I located a few good prospects and got busy with my queries to those publications.

Likewise, I decided to check out new writing magazine markets. I repeated the same process and this time I paid attention as to whether the publication accepted reprints or not. I searched for publications that were new to me as I wanted to branch out and find new opportunities for my writing.

Perhaps choosing a new types article to write will spur your creativity in a different direction. If you mainly write profile articles, why not try a round up article. Or if you mainly write seasonal articles, try a how-to article. Different magazines prefer different types of articles which will expand your reach as well.

Another great opportunity for new places to submit articles to is to find a brand new, startup magazine. Often new magazines don’t have large groups of writers they depend on so they build their group as the magazine gets going. If you find a startup publication, be sure to turn your articles in on time and always follow the guidelines. If you have an assignment, make sure you do exactly what the editor asks for and deliver what your query promises. You’d be surprised how often people forget to check those things. Then as soon as you send your article in to the editor, email him or her with a few other topics you would like to write for them. In other words, keep that ball rolling! Eventually, you will find the editor may contact you when an article he or she would like to see comes to mind and fits your style.

For me, it is a good idea to assess where you are in your article writing at least once a year.
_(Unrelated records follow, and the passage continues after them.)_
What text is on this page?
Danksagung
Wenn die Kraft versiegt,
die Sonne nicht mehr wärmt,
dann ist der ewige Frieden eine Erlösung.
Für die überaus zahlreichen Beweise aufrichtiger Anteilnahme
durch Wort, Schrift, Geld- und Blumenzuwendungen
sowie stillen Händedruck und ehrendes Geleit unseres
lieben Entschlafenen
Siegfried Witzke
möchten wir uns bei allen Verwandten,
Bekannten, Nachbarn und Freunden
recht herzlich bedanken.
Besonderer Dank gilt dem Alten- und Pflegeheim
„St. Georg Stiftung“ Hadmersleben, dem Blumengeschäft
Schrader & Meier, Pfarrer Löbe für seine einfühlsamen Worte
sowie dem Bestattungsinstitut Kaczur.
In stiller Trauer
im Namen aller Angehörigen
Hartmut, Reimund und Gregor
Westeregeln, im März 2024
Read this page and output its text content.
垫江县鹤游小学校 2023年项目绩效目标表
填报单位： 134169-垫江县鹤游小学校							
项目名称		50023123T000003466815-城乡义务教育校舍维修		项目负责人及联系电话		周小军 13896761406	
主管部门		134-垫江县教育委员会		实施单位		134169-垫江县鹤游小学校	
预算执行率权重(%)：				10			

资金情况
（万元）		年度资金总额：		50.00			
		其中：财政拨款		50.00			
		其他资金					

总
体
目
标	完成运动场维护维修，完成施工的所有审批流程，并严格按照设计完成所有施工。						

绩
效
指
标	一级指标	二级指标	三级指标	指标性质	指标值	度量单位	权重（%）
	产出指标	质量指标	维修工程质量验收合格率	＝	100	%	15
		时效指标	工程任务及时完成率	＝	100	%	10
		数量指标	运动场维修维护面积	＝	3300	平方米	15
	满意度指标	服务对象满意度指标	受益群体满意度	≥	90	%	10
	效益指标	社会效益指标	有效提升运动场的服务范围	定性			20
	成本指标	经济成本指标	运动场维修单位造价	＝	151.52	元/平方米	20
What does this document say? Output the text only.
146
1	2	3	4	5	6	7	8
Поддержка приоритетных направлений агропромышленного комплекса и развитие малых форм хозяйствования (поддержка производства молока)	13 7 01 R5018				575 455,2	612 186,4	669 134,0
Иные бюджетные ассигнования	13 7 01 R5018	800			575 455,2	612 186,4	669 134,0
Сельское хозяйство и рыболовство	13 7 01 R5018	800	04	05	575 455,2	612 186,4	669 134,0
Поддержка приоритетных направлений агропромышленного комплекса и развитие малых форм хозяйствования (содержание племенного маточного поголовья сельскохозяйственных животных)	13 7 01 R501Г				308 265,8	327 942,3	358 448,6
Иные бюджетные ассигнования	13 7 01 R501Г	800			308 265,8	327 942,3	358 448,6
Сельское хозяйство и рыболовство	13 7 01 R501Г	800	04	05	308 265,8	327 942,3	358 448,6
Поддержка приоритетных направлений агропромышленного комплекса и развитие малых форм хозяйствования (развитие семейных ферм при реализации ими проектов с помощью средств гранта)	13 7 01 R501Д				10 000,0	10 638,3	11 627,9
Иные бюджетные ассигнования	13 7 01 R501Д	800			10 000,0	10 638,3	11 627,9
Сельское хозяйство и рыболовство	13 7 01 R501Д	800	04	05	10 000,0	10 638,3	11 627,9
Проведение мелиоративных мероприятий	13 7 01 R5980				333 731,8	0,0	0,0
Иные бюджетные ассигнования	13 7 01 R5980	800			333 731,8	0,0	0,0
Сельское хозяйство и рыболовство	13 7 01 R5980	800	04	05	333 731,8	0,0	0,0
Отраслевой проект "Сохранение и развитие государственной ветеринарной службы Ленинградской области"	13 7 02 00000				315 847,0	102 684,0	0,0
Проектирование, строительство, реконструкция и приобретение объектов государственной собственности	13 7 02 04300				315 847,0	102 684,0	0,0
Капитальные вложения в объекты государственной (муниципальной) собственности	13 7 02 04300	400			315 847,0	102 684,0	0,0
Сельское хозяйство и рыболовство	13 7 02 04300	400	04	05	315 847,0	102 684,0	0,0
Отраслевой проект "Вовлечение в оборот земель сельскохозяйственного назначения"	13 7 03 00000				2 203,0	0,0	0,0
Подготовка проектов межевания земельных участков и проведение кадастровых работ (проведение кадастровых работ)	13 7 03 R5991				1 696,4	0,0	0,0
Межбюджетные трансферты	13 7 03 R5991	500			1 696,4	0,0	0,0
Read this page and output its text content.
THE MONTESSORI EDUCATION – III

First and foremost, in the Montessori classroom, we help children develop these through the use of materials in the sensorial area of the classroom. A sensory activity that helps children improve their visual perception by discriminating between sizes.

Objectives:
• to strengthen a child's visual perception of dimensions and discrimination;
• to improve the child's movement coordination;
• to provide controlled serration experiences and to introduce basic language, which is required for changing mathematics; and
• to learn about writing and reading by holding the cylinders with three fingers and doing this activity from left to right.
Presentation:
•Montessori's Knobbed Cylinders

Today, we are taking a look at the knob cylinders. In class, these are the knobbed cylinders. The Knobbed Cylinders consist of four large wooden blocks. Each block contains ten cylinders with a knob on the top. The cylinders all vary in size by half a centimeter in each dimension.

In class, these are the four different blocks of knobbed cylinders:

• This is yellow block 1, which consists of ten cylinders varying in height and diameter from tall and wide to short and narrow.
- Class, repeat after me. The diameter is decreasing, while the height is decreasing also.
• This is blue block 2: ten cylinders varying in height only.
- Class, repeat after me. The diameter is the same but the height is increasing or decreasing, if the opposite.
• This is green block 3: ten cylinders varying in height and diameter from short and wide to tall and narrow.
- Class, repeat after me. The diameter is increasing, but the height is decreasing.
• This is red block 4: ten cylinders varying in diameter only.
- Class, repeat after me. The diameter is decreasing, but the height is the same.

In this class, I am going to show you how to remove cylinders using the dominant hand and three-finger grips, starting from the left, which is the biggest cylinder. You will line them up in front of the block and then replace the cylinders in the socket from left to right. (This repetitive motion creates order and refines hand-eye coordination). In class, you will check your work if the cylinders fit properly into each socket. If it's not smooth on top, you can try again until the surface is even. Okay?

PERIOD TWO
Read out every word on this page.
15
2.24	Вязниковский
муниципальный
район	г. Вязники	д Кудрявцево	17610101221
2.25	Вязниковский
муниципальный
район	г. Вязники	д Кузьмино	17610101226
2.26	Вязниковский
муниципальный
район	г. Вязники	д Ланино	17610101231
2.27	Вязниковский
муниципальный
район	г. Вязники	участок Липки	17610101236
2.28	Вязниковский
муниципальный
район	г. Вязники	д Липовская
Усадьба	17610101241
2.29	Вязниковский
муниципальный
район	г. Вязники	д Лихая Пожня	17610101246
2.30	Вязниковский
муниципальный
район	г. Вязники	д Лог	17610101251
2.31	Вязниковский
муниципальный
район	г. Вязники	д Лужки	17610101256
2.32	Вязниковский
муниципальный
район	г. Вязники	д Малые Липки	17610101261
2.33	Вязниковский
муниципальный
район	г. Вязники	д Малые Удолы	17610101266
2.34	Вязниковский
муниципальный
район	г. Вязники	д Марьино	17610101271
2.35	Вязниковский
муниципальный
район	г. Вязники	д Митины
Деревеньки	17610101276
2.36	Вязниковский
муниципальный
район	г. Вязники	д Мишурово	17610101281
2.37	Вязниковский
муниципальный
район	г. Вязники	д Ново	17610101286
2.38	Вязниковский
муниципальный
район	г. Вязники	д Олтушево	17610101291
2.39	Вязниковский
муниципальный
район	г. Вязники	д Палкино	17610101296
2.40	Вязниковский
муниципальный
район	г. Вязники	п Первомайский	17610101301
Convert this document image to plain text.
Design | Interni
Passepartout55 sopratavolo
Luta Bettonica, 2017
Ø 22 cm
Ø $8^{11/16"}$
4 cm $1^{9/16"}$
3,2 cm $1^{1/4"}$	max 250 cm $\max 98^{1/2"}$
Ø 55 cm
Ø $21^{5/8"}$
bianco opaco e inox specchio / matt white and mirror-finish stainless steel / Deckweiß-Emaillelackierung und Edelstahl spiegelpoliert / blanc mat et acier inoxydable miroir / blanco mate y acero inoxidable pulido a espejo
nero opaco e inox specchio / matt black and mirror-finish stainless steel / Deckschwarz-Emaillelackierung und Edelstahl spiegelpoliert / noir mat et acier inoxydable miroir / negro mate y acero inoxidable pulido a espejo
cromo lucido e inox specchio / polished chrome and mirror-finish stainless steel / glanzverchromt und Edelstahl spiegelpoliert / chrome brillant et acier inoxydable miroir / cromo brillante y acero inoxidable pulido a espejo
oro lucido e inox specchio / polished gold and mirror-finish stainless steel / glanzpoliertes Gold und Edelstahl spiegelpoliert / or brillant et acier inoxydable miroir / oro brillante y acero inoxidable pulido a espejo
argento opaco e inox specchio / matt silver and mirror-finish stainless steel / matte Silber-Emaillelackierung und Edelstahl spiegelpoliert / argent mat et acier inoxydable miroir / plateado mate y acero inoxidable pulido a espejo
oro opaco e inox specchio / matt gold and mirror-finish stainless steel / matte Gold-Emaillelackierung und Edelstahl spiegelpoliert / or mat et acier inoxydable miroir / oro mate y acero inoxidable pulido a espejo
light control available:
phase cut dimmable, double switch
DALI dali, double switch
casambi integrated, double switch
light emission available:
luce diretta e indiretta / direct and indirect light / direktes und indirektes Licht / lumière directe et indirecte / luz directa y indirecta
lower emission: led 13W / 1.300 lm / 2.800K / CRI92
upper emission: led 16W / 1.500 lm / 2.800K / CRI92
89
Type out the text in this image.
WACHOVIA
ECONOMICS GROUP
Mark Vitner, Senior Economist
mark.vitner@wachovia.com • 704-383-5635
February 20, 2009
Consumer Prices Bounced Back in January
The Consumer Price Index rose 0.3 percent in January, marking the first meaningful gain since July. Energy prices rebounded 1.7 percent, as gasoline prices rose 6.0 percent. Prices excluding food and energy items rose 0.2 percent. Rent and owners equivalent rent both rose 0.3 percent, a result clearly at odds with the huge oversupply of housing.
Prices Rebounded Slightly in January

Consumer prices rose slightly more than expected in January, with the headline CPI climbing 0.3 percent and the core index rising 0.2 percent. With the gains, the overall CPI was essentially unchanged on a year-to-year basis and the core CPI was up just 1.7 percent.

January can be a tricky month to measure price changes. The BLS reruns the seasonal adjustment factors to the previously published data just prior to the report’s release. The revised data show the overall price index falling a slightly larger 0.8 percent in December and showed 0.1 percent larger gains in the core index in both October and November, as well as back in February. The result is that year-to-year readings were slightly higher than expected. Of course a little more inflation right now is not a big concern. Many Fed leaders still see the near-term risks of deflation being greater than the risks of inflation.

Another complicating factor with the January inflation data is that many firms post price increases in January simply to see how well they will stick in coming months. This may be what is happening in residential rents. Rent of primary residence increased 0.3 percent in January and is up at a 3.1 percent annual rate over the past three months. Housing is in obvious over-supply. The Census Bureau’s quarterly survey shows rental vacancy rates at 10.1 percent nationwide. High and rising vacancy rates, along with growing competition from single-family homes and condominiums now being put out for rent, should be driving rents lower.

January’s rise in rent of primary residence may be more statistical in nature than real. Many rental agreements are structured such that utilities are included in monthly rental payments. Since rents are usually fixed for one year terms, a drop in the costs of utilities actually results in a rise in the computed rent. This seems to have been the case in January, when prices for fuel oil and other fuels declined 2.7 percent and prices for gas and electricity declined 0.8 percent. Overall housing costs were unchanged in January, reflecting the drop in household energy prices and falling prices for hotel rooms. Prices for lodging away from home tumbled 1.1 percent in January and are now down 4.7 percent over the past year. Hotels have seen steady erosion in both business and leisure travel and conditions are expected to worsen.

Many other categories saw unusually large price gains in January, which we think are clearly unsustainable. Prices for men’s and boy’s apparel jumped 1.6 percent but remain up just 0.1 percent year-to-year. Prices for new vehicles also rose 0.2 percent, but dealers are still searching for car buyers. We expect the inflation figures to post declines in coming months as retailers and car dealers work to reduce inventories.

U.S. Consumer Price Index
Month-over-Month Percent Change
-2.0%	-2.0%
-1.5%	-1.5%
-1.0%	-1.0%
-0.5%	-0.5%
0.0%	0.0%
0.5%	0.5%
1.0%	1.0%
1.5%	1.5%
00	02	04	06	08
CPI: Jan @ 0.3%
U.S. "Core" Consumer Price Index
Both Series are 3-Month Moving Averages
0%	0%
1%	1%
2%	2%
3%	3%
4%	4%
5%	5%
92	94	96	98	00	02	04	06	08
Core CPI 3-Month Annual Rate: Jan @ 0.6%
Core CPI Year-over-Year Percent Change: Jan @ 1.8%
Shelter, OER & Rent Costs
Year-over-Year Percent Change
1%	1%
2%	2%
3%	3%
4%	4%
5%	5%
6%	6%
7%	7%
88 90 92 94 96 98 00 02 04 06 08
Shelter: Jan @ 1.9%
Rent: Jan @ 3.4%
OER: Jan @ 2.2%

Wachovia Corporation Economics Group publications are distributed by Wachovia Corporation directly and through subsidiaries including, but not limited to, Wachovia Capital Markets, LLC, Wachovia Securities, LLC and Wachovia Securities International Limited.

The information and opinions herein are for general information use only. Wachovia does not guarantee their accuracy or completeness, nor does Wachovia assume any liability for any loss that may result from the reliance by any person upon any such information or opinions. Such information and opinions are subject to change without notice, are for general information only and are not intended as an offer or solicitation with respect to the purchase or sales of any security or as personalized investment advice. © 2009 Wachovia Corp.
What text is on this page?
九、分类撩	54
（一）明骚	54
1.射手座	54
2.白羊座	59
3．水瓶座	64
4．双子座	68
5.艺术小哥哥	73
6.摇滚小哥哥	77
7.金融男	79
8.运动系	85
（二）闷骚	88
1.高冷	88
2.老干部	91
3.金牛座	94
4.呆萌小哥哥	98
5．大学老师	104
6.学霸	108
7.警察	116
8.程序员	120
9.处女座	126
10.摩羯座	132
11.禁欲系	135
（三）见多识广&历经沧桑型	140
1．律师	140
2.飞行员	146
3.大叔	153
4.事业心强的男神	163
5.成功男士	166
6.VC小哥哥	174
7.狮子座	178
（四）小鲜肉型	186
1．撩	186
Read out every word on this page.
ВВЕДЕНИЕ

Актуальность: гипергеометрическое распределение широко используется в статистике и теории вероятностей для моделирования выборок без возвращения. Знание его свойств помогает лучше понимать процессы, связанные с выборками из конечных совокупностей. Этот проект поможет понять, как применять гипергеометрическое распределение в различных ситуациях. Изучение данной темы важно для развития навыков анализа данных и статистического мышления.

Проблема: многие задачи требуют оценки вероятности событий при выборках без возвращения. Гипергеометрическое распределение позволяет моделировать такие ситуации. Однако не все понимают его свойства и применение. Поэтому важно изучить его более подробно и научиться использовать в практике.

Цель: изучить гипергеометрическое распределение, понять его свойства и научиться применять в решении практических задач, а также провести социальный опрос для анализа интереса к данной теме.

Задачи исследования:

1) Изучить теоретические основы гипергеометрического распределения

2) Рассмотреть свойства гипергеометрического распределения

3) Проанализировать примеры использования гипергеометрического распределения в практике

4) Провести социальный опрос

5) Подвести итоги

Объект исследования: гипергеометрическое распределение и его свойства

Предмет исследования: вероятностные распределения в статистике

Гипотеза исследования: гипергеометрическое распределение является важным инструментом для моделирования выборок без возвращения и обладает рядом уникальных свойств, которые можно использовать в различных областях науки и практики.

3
Write down your goals and determine what your best steps to meeting your goals are. Give us one of your goals in the comments. That will give you accountability. Then, next year, give us a report if you have reached that goal or if you are still working on it. As long as you are doing something that moves you closer to your goal, you are still making progress.

Looking forward to watching you take the next step in your writing journey!


Linda Gilden is an award-winning writer, speaker, editor, certified writing and speaking coach, and personality consultant. Her passion is helping others discover the joy of communicating with excellence. In the midst of all the busyness, Linda’s favorite activity is floating in a pool with a good book surrounded by splashing grandchildren—a great source of writing material!

1 comment:

  1. Linda, I enjoyed your article. Thank you for sharing these tips. I wrote articles for over 10 years, thousands actually. I found the amount of research (and this time reduced drastically as my writing improved), along with the time of pitching the story, and writing and editing (or rewrites per editors suggestions) time I was only making about between $1 and $3 an hour. Honestly, McDonalds pays better than this. I love writing but never found article writing worth the money. So I ask have you made at least $20 an hour for the time you've put into an article? Do you do article to build a platform, awareness on the topic, to sell other services?